Table 3. Estimates of relative contribution of each variable (Sj) to divergence across Byrsonima crassifolia genotypes via the method of Singh (1981).

Variable Sj Value (%) Fruit length 173.96 11.59 Fruit width 187.65 12.51 Fruit thickness 203.71 13.58 Seed length 109.01 07.27 Seed width 061.33 04.09 Seed thickness 075.08 05.00 Fruit volume 052.39 03.49 Degree brix 550.29 36.68 Pulp thickness 036.89 02.46 Fruit weight 027.41 01.83 Seed weight 000.64 00.04 Pulp weight 021.88 01.46

These results demonstrate the importance of fruit length, width, and thickness, as well as of the sugar content (degrees brix), in the discrimination of B. crassifolia genotypes, indicating that these traits should not be discarded in future evaluations. Such analyses and evaluations are similar to those of studies of Hancornia speciosa accessions (Silva et al., 2013).

CONCLUSIONS

Analysis of the fruits and seeds characterization of B. crassifolia resulted in four distinct groups, using the UPGMA and Tocher methods, based on the average Euclidean distance. The brix degree variable was negatively correlated with the mass and width of seeds, fruit and seed volume, and pulp and fruit thickness. The first three principal components explained 87.51% of the total variation.

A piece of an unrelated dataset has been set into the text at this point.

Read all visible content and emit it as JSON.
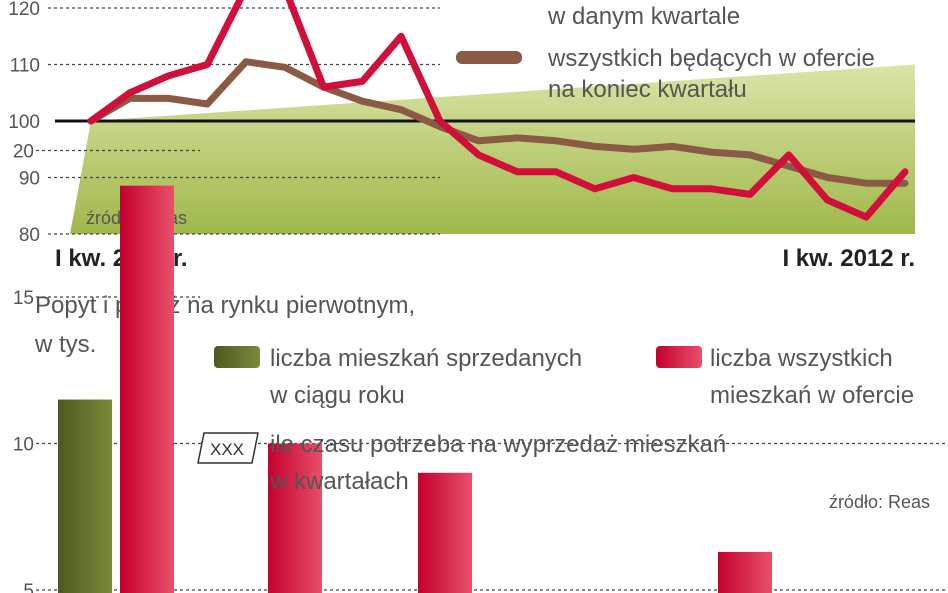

Degrees brix was the trait that most contributed to the phenotypic divergence across the genotypes.

ACKNOWLEDGMENTS

We thank the Municipal Department of Education, the Postgraduate Program in Genetics and Plant Breeding for their support. We also thank the Laboratory of Genetics and Molecular Biology (GenBioMol), the State University of Mato Grosso (UNEMAT), the Herbarium of the Southern Amazon (Herbam) and the Coordenação de Aperfeiçoamento de Pessoal de Nível Superior (CAPES) - Financing Code 001.

CONFLICTS OF INTEREST

The authors declare no conflict of interest.